Clinic crucial to health of working poor

June 10, 1999

Lorri Rice sits in her little cubbyhole of an office at Hagerstown's Community Free Clinic and says she's not sure what to do. Once the Free Clinic's clinical director, she became its executive director last winter and from then until now, things have gone well. That is, until very recently when, as she put it, she "tramped in a mud puddle."

One of her volunteers, concerned about the clinic's ongoing financial problems, and the fact that this year's funding will run out in July, wrote a two-page appeal to the public which noted that the Potomac Street Community Health Center had received a $300,000 loan to help renovate a building on Prospect Street.

"Once again," said the sheet, " the Community Free Clinic - your medical providers - were left out." A second page of the handout notes that the Potomac Street Center is operated and funded by the hospital, and that while "we are happy for their growing success...the financial needs of the Community Free Clinic are equally important."


Rice looked at the handout, and "against my better judgment" she allowed the volunteer to make copies and put them on a table in the clinic's waiting room for distribution. A copy made its way to hospital officials, who have told some of her board members that they're not pleased. She's sorry and would like to make amends, but said "the intent was not to cast aspersions. The intent was to educate people that we are not the same."

The Free Clinic was founded in 1990 by Dr. Martin Gallagher, who operated out of donated space at the Union Rescue Mission. That first year Gallagher, and other physicians who volunteered their time, treated 500 patients. The next year the patient load had grown to 2,000. By last year, after a move to 18 W. Franklin St. downtown, the tally was up to more than 8,000.

For the most part, "the clients we serve are the working poor, who are making too much to qualify for Medicaid cards," Rice said.

"We take care of a lot of single mothers and we also have a huge chronic caseload. We've got 150 diabetics, a lot of people with asthma and we get a lot of referrals from the Washington County Hospital emergency room," she said.

That's one reason Rice regrets the controversy that's arisen over this handout. In her view, all local health-care providers need to cooperate.

Potomac Street, which charges those treated there on a sliding scale, may be a separate entity, Rice says, "but that doesn't mean we can't work together."

The main difference is that the Free Clinic is in a much more precarious position in terms of funding, Rice said. Its annual budget is $240,000, funded in part by grants from the Washington County Gaming Commision, the United Way and Washington County Health Care Systems, which gave $50,000 this year.

Despite that, Rice said, the Free Clinic only has operating funds to carry it through the end of July. The clinic is applying for grants, but Rice said that in many cases, grants are set up to provide "bricks and mortar" and not operating expenses.

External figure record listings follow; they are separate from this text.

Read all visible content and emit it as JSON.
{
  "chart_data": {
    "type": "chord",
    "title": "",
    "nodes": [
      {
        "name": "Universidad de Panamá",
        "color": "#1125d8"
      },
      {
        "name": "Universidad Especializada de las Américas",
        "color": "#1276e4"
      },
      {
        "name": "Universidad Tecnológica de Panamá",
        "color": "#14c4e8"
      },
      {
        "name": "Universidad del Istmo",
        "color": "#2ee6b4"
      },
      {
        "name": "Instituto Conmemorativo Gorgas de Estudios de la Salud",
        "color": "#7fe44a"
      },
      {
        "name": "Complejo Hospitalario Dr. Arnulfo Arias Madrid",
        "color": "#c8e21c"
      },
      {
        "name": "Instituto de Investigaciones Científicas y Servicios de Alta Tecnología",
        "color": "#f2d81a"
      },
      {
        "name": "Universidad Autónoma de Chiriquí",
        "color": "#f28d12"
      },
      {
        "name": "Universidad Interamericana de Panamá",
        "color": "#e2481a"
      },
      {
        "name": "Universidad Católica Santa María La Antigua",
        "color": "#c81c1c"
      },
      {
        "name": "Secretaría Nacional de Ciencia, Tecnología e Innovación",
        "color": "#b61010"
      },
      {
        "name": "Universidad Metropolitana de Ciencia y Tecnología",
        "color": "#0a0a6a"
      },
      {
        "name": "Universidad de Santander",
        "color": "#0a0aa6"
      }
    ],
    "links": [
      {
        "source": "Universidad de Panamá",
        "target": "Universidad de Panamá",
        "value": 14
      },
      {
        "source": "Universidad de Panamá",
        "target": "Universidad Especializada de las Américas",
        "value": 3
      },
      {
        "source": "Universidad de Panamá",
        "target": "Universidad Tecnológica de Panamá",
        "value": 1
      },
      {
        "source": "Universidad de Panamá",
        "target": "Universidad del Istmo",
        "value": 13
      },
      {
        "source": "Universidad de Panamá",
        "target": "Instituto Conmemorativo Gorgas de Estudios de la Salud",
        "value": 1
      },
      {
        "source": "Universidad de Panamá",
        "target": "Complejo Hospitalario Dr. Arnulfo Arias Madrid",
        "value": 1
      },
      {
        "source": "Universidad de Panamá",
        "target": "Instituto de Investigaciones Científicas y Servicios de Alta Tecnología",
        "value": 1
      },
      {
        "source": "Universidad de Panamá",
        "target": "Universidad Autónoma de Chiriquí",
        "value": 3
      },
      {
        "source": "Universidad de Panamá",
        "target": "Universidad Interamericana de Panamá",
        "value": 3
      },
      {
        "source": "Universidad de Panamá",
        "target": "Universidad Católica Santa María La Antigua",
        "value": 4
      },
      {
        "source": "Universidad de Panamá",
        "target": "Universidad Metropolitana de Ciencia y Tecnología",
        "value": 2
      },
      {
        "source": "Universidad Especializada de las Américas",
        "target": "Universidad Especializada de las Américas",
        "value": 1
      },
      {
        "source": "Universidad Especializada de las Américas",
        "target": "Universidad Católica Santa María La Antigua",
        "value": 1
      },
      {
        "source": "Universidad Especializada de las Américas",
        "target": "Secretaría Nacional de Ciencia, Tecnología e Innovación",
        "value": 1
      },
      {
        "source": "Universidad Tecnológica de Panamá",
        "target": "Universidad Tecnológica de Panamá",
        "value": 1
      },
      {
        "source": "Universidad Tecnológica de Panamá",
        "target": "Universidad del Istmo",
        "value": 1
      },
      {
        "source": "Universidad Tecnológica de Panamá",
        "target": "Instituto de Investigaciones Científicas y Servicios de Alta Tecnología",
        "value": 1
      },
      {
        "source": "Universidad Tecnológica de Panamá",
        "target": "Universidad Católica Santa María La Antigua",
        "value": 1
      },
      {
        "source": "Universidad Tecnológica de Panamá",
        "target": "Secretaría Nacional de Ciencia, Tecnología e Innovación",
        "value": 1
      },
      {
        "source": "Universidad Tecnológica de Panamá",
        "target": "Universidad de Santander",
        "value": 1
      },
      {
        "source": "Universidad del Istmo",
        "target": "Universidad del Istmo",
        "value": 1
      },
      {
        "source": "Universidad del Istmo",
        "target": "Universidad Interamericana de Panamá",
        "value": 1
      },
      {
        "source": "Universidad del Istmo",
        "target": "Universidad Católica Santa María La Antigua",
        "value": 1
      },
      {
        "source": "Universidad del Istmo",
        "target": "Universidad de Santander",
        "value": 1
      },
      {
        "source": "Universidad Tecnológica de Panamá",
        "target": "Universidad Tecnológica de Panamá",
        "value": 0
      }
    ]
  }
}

The caseload at the free clinic is growing, Rice said, but not because of any attempt by people to get something for nothing. Patients must provide their Social Security numbers so clinic officials can verify that they don't have insurance.

Rice said that for smaller companies, it's becoming more cost-prohibitive to offer workers health insurance. Others are utilizing temporary agencies to provide more of their staffing needs. And she said, under state guidelines, a family of four with an income over $17,500 is ineligible for any state-funded medical benefits.

So what does a family do when it becomes ineligible for state benefits? In Washington County, 46 percent of those without health insurance were treated at the Free Clinic, by physicians volunteering their time, according to the "Healthy Communities 2000" health needs survey.

If you visit the clinic, you'd find a lot of facilities of a regular doctor's office, though most of them, like the exam rooms, are smaller. And you'd begin to understand, with all the activity going on, how Rice made a snap judgment she now regrets.

Hospital officials should accept her apology for one very important reason; the clinic kept 8,000 people with no means of paying their bills out of the emergency room last year. Just thinking about the paperwork they didn't have to do should give hospital folks a warm fuzzy feeling about the Free Clinic.

As for the rest of the citizens, there are several reasons to contribute to the Free Clinic. If you don't do it out of an obligation to your fellow man, consider the possibility that someday you may find yourself out of work and in need of help.

And if you're one of those people who wanted the welfare rolls trimmed, it's been done, but a lot of folks who got a ticket to the working world found it didn't include health insurance. If we don't help out, there may be a new call for government to do so. Donations can be sent to the Community Free Clinic, 18 W. Franklin St., Hagerstown, Md., 21740.

Bob Maginnis is editor of The Herald-Mail's Opinion page.